第088話 トラブルはいつも突然に

 特に何事もなく朝が来た。

 見晴らしもいいので探知魔法を切り、朝食の準備をしている騎士たちを横目に寛ぐ。


「朝ご飯だぞー」


 檻から出してもらって朝ご飯としてお肉をもらう。


「元気そうだな」


 ちゃんと食事をする私を見てローレンさんは安心したようだった。


 朝食が終わり私も檻の中へ戻された。少ししてから馬車が動き出す。

 しばらくは平原が続きそうだから探知魔法は必要ないだろう。

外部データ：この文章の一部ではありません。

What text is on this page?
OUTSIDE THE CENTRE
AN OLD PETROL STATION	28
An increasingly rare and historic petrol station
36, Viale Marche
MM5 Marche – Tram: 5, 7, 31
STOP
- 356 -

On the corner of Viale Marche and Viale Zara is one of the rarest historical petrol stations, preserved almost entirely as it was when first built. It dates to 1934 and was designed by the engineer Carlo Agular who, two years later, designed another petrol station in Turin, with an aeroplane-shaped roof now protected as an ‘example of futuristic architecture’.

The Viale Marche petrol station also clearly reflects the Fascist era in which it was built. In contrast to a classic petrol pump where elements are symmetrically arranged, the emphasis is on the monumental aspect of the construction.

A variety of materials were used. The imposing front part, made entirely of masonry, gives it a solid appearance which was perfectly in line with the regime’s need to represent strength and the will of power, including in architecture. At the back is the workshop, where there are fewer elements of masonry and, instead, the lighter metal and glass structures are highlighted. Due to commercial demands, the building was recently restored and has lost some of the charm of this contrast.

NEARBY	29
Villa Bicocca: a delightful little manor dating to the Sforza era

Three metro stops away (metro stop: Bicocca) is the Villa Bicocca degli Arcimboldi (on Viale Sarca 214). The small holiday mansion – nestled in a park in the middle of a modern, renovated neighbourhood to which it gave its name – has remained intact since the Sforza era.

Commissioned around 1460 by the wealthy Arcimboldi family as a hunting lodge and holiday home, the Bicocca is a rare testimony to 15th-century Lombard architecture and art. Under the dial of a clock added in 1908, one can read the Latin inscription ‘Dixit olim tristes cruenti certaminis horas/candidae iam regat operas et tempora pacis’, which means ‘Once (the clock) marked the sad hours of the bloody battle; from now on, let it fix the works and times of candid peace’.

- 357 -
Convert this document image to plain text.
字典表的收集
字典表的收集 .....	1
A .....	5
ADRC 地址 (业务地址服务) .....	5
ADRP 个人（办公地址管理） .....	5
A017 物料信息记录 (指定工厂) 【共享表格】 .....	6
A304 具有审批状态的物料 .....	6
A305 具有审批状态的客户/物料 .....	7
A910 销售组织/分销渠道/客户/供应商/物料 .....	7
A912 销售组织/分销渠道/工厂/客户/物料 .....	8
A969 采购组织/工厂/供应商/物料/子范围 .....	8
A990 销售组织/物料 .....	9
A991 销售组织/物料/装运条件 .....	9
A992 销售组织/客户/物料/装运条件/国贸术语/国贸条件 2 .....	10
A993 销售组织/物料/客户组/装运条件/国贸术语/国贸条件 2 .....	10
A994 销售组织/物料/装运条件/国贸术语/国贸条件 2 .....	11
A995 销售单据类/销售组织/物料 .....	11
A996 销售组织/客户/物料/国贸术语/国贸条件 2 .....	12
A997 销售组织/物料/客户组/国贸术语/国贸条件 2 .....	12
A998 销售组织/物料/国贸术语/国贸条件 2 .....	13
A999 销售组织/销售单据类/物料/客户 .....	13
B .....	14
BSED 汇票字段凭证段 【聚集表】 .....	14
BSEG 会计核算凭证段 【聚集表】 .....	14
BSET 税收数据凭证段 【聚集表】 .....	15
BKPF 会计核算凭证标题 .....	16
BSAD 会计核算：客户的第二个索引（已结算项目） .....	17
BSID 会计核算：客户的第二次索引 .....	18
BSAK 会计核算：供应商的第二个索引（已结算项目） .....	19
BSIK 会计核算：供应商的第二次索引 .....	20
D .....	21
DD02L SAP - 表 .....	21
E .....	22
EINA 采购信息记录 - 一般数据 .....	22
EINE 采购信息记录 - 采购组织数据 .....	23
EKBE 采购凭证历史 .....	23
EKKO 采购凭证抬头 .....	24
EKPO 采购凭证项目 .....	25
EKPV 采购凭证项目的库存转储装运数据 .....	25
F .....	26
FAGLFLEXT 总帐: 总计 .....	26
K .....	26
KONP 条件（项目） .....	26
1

私は夜の間に使用した魔力の回復に努めることにした。


 道中、野生動物に襲われることはあったけど危なげなく対処された。


 数回休憩を挟んですっかり太陽も高くなった。

 ただの休憩とは違って食事の準備が始まる。昼食だ。

 檻の外へ出されたので進行方向を見る。出発した時には遠くに見えていた山が目の前にあった。

 レクシス様を送った時に通った山とは違ってなだらかそうな山だ。植物はそれなりに生えているけど岩肌が露出している箇所も多い。


 これからここを越えるのか。

 再び馬車が揺れることを想像して悲しい気持ちになった。

 ローレンさんが昼食を用意してくれる。でも、私は運ばれてるだけでそこまでお腹も空いていない。何より、ここで下手に食べたら酔った時に苦しくなるだけだ。


「ごめんな。もう少しだから」


 水だけもらってお肉を食べようとしない私を見たローレンさんが申し訳なさそうに私の頭を撫でた。


 檻にはいらなきゃ駄目?

 山を越える間は檻から出してもらってローレンさんを乗せて移動する、とかだといいのに。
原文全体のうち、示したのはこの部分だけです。